Mainly taking a chance to scout for new locations around the coast it was also an opportunity to relax and get a bit of fresh air after a long busy Winter.
I really didn’t know much about the area so the Isle of Whithorn, with it’s East facing shore near Burrow Head, seemed like as good a spot as any to try for a dawn shot.
I had quite forgotten that this is seen by many as a place of pilgrimage due to it’s links to St. Ninian, Scotland’s first saint.
Most pilgrims make their way to this 12th-14th Century chapel building near the shore but from the spot I had intended to shoot the sunrise I could see a strange radiance in the pale pre-dawn light that almost seemed like a ghostly halo around this holy site.
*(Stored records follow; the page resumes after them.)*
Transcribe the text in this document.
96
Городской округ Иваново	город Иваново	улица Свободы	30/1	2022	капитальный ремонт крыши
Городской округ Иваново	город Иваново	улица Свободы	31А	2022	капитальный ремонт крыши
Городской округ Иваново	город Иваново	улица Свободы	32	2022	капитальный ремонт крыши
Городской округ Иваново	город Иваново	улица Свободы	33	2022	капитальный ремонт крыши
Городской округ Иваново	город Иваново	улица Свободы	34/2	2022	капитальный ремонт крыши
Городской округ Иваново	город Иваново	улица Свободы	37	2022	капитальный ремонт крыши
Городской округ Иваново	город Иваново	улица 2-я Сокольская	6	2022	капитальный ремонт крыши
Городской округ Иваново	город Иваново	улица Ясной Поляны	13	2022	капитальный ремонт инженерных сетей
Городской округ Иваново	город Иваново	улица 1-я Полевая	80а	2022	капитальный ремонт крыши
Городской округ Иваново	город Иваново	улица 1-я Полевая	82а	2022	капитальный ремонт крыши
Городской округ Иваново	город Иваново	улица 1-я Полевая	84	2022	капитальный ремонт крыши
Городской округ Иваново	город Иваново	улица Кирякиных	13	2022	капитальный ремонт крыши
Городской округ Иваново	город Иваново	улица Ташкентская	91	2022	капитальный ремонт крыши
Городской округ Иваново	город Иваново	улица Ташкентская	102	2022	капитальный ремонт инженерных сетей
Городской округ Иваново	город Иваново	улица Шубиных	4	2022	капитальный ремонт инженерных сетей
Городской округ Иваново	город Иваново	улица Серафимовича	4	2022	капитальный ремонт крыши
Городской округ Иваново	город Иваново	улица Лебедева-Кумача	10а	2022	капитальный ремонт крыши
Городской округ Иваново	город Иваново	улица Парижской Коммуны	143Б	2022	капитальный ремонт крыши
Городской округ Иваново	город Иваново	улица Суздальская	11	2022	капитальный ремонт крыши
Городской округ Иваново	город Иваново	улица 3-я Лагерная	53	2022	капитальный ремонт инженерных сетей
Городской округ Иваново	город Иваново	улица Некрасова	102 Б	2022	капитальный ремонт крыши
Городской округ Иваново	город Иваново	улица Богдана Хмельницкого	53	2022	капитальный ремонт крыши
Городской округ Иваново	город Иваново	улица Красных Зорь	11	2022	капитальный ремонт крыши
Of course, a less romantic soul would soon recognise the glow of a sodium light in the harbour as the source of this aura, but that didn’t stop it being an interesting shot across the gently rising waters.
The true light of dawn was a misty pink as the sun crept up over England on the far horizon.
As I returned to my van, over land that I had first crossed in the dark, I came upon an extraordinary sight.
In the remains of an old Lifeboat station near to the chapel is a huge cairn of stones, many of them bearing heartfelt messages, often remembering a loved one now departed.
For me, far more than the building in the background, here was a real monument to the spirit of humanity.
I do not care what faith or creed anyone professes, I think that anyone reading those simple inscriptions, hand written on pebbles and obviously carried from far and wide, could not help but be deeply moved.